As we have stated, the policies at issue required Celotex (or now, the Trust) to "immediately advise the Company of any accident or occurrence which appears likely to result in liability under this Policy." An "occurrence" as defined in the International Insurance Company umbrella policies as to which the Integrity policy followed form is either an accident or happening or event or a continuous or repeated exposure to conditions which unexpectedly and [un]intentionally causes injury to persons or tangible property during the policy period. All damages arising out of such exposure to substantially the same general conditions shall be considered as arising out of one occurrence. [IMO The Celotex Corp., supra, 196 B.R. at 1020.*fn5 ]

Thus, the duty to provide notice arises only when an occurrence takes place. Since the occurrences for which the Trust now seeks payment were not known at the time of the Celotex bankruptcy, there could have been no duty to provide reasonable notice. Moreover, those occurrences could not have been considered by the bankruptcy court since no claim, premised on the happening of an occurrence, had been filed. The only occurrences that the court could have considered in connection with its ruling on notice were those particular occurrences that had led to the claims that were the subjects of the adversary proceeding.

We agree with the Trust's position that the issue of whether Celotex provided timely notice that a certain threshold level had been reached that would impact Integrity's layer of coverage is wholly separate from the issue, arising once that threshold had been attained, of whether notice in a particular case was adequate. As the result of the bankruptcy court's opinion, it is now clear that, with respect to claims on the 1982 to 1984 policies, the threshold was reached on bodily injury claims in April 1983, and it was reached on property damage claims some time shortly after 1981.
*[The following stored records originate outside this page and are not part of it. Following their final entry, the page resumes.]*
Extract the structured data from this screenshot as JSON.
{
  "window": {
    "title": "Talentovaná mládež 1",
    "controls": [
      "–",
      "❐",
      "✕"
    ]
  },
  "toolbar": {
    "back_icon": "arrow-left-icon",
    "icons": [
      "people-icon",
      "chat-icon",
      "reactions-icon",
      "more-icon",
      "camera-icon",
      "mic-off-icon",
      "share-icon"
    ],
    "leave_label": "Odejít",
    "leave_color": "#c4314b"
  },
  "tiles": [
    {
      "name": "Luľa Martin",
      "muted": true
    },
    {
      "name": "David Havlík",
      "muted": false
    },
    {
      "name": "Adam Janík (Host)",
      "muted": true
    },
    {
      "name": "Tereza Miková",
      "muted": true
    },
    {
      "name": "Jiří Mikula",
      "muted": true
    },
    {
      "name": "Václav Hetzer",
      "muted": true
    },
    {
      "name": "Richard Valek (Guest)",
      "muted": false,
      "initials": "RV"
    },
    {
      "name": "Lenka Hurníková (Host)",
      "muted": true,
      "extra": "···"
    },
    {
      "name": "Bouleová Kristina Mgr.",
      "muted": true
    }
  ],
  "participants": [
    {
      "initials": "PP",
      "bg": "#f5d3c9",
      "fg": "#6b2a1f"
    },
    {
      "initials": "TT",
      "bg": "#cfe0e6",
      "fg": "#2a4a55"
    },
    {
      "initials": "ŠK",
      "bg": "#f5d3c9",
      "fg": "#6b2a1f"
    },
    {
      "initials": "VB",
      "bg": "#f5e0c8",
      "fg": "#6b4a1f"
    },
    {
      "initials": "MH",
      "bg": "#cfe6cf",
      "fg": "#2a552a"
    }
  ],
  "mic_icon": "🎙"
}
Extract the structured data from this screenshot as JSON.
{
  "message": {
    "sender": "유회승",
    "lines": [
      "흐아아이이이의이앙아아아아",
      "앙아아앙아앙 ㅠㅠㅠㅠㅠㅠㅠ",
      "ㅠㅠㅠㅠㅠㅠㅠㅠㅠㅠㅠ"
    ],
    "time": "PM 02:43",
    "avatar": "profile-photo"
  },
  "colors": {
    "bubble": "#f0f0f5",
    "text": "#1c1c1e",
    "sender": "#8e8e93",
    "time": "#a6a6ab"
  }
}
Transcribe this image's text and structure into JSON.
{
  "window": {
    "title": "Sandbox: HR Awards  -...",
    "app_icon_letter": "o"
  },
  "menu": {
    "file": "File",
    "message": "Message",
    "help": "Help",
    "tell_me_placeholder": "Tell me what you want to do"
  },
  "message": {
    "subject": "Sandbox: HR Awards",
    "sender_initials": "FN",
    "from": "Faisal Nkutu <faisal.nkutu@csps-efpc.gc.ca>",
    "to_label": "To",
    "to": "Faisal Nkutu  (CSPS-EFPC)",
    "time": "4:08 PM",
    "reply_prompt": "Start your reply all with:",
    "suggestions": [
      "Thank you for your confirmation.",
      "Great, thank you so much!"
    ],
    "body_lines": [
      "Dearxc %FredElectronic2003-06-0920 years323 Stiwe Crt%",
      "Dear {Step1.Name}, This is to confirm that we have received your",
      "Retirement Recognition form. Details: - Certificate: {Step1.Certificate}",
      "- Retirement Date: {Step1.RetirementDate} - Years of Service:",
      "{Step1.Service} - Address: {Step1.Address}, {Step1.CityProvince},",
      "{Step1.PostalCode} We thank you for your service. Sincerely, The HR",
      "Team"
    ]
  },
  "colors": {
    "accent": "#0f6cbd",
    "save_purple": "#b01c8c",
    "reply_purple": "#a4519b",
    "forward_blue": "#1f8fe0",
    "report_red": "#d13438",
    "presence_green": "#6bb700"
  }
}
However, because Integrity's policies require that the insured give notice of each occurrence as it arises, whether that notice is adequate depends on the facts existing at that point in time. As a consequence, the issue of the adequacy of notice, determined in connection with earlier claims in the adversary proceeding, cannot be found to be dispositive of the issue of the adequacy of notice with respect to later-arising claims. While the bankruptcy court's ruling addressed the former issue, it did not address the latter, and indeed, the latter issue was not actually litigated in that adversary proceeding. The manner in which the bankruptcy court framed the issue before it - "whether the [insureds'] notice, if any, of asbestos bodily injury and property damage claims to Defendants . . . was proper and timely under the applicable insurance policy provisions" - demonstrates this fact. Thus, collateral estoppel cannot apply and the court's contrary order must be reversed.